Slumdog Millionaire has already won four Golden Globes and is nominated for 10 Oscars. It is on its way to making hundreds of millions of dollars at the box office.

The film’s British director, Danny Boyle, has spoken of how he set up trust funds for Rubina and Azharuddin and paid for their education. But it has emerged that the children, who played Latika and Salim in the early scenes of the film, were paid less than many Indian servants.

Rubina was paid $1060 for a year’s work while Azharuddin received $3600.

Both were found places in a free “English medium” school, usually attended by relatively poor children, and receive $42 a month for books and food. However, they continue to live in grinding poverty and their families say they have received no details of the trust funds.

This week, their parents said that they had hoped the film would be their ticket out of the slums, and that its success had made them realise how little their children had been paid.

Their payments were considerably worse than those received by the Afghan child stars of The Kite Runner, who embarrassed their Hollywood producers when they disclosed that they had been paid $19,000.

Rubina and Azharuddin live a few hundreds metres from each other in a tangle of makeshift shacks alongside Mumbai’s railway tracks at Bandra. Azharuddin is in fact worse off than he was during filming: his family’s illegal hut was demolished by the local authorities and he now sleeps under a sheet of plastic tarpaulin with his father, who suffers from tuberculosis.

“There is none of the money left. It was all spent on medicines to help me fight TB,” Azharuddin’s father, Mohammed Ismail, said between fits of coughing.

“We feel that the kids have been left behind by the film. He should have been taken care of. We should have been taken care of. He is a hero of the film. He should have been taken to London. They have told us there is a trust fund but we know nothing about it and have no guarantees,” he said.
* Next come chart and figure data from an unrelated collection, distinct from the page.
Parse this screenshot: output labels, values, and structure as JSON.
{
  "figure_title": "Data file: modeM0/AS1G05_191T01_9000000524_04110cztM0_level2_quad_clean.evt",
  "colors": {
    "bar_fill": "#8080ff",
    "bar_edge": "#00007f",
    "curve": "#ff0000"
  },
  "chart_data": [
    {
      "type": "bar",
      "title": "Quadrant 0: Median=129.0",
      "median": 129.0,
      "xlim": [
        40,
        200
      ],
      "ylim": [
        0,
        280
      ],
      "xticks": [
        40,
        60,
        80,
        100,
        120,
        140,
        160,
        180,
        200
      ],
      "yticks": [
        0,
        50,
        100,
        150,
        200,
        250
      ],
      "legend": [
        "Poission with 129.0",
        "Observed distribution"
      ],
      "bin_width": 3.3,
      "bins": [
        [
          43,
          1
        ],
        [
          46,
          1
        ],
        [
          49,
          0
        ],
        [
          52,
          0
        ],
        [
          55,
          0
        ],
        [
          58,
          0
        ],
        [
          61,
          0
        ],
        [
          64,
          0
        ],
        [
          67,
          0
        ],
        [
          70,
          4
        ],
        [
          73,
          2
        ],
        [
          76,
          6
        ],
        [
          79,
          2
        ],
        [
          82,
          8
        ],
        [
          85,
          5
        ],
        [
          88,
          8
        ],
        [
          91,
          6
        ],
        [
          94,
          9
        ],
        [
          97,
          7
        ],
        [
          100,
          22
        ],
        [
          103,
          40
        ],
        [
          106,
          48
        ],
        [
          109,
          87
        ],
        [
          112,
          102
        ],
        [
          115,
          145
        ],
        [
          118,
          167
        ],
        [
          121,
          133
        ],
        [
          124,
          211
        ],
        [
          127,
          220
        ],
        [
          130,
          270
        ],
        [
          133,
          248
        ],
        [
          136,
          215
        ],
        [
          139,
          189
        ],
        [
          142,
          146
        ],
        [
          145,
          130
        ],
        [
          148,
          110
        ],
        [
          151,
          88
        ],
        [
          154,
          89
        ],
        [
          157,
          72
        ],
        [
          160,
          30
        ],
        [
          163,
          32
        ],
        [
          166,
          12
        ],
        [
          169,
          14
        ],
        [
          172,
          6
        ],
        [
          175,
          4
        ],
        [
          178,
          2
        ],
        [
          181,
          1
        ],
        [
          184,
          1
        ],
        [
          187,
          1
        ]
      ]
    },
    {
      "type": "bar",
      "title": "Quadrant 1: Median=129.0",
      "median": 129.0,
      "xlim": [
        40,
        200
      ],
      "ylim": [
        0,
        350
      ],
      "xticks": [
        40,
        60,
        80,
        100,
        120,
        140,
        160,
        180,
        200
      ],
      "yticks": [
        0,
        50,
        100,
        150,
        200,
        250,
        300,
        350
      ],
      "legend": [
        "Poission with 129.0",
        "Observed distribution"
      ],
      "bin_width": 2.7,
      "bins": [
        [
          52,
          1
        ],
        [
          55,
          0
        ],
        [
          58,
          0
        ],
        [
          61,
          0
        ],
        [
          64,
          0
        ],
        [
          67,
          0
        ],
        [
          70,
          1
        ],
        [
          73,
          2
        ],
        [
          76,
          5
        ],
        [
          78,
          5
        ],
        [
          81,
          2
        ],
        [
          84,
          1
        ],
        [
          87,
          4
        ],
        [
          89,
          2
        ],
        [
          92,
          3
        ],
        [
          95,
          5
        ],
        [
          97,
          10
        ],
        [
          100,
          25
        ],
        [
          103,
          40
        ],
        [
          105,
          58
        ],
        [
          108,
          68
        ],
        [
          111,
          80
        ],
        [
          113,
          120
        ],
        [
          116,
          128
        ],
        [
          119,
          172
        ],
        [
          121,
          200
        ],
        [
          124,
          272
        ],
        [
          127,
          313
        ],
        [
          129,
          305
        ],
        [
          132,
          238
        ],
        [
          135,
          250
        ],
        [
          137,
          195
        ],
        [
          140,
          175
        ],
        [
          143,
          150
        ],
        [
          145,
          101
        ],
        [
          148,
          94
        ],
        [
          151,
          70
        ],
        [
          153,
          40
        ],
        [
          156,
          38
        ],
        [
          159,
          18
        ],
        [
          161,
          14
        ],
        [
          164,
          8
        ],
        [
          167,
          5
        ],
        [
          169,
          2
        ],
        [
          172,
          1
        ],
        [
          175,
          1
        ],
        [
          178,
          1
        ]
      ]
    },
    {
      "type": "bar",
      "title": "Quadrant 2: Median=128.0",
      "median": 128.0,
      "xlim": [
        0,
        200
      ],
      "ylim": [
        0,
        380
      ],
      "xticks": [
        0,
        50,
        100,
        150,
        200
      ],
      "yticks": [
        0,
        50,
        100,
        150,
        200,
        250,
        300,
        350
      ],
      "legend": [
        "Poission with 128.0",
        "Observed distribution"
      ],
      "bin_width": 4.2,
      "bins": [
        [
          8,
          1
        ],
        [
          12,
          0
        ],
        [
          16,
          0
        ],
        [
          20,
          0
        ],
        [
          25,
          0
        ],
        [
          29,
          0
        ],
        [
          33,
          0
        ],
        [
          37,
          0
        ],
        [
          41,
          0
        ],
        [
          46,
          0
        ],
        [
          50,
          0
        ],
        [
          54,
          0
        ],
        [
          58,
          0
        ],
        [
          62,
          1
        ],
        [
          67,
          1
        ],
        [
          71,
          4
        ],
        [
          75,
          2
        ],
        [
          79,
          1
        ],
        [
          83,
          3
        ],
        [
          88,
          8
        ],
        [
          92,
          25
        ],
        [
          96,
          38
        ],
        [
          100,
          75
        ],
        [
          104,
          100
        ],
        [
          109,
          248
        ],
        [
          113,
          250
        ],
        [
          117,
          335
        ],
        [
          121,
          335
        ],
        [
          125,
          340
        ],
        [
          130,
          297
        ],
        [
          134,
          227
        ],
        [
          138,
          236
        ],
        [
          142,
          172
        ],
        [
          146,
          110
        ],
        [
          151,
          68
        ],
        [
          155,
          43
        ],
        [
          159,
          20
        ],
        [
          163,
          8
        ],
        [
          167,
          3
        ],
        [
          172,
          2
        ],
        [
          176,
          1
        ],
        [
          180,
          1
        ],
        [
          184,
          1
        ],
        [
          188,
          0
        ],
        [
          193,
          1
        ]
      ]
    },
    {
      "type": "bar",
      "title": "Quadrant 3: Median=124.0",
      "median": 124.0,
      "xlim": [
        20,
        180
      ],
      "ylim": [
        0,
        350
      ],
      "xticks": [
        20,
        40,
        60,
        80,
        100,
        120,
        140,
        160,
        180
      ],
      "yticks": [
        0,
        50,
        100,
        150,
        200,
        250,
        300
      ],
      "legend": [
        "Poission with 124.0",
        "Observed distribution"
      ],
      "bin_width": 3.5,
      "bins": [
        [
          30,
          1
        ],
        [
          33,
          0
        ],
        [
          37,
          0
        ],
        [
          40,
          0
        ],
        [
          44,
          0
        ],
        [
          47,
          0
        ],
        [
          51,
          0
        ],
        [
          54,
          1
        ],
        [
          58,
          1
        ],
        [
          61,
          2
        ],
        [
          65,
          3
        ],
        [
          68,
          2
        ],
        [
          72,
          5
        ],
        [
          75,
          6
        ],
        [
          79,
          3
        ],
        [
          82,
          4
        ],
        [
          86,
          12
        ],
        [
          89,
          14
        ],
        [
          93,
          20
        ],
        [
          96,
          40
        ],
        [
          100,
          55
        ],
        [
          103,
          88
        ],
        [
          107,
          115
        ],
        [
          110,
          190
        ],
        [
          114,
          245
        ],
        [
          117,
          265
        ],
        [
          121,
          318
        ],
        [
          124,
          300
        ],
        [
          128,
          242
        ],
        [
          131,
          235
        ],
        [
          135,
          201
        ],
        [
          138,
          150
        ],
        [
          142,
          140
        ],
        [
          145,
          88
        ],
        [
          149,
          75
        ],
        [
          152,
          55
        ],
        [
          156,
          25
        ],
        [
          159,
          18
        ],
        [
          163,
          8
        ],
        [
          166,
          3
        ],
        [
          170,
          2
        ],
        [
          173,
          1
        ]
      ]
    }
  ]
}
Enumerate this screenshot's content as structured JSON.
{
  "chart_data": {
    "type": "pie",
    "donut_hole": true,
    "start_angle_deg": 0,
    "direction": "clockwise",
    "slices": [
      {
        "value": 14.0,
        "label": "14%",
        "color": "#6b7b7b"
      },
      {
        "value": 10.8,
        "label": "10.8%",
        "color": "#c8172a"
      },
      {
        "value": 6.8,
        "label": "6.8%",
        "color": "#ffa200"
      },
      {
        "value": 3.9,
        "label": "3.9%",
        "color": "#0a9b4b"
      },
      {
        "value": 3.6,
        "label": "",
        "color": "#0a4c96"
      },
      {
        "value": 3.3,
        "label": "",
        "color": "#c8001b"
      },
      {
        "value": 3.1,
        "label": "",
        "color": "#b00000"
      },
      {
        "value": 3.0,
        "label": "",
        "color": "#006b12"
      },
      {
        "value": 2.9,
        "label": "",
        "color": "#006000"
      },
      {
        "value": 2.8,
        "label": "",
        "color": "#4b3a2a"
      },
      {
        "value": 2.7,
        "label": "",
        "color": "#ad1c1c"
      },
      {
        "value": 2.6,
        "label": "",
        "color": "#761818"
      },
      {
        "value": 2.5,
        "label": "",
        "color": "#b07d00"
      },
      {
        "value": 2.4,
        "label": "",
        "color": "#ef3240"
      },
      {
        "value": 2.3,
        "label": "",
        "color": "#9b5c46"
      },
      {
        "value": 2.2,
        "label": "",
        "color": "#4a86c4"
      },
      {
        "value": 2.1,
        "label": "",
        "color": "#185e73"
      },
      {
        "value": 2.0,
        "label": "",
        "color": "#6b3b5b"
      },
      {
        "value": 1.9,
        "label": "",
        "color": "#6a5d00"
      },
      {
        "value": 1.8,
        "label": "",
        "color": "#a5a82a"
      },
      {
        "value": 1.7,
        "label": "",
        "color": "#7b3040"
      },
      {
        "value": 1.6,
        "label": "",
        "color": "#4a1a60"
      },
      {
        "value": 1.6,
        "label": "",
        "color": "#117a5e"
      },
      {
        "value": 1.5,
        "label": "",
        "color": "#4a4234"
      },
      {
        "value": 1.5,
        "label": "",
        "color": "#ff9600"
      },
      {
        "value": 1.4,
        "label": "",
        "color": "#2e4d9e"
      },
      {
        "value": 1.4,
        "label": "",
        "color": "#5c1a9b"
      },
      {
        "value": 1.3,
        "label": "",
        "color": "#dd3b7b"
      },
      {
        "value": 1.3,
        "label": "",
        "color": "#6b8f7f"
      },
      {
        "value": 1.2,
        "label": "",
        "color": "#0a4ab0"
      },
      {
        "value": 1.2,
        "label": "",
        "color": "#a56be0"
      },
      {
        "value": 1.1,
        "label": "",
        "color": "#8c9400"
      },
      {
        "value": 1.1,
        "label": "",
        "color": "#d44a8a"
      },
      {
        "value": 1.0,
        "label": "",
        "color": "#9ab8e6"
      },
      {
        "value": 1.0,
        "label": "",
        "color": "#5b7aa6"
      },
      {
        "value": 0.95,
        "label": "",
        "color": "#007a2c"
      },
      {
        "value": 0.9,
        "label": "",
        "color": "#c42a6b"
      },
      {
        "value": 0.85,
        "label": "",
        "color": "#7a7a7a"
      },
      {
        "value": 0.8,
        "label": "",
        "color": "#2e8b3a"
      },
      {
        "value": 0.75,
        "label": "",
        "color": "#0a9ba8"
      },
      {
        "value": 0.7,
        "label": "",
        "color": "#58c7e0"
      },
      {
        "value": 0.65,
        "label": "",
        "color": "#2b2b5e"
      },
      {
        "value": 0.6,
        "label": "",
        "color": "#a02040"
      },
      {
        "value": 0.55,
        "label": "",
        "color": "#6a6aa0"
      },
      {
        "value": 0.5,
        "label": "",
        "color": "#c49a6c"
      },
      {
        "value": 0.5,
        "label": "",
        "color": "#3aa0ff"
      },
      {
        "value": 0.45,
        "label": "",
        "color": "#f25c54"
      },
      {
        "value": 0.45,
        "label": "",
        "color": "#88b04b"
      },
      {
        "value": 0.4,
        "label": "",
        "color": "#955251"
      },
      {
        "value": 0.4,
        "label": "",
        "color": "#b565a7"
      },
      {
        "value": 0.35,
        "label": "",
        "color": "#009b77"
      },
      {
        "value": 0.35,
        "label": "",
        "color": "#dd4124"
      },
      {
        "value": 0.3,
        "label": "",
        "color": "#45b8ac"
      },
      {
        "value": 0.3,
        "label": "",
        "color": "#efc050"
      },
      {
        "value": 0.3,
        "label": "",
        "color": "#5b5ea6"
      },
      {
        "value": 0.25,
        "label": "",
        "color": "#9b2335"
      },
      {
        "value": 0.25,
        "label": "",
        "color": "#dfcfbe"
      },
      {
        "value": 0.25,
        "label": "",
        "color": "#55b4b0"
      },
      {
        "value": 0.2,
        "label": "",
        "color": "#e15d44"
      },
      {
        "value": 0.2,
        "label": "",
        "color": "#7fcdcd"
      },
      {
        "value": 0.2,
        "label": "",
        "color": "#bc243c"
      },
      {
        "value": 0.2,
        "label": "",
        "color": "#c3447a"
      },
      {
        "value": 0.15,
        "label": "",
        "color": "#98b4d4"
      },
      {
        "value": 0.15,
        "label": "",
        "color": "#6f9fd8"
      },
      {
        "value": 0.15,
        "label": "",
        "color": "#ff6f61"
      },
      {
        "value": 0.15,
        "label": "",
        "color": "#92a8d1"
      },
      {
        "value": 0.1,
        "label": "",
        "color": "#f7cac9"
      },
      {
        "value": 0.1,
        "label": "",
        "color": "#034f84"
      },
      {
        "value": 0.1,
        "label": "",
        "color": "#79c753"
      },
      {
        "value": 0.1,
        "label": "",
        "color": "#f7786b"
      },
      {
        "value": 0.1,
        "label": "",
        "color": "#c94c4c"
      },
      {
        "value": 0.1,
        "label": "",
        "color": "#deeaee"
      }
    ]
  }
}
Further down the tracks, an open sewer trickles past the hut that Rubina shares with her parents, older brother and sister. Her father, Rafiq Ali Qureshi, a carpenter, broke his leg during filming and has been out of work since.

“I am very happy the movie is doing so well, but it is making so much money and so much fame and the money they paid us is nothing. They should pay more,” he said.

“I have no regrets. I just had no knowledge at the time of what she should have been paid.”

His daughter has been overwhelmed by the glamour of her experience and idolises Freida Pinto, who plays her character as an adult.

“I want to be a star like Freida. I am going to ask Danny-uncle [director Boyle] to take me to London and be in more films. I want to travel the world and wish I could still be with the Slumdog team,” she said.

The film’s producers were unavailable for comment.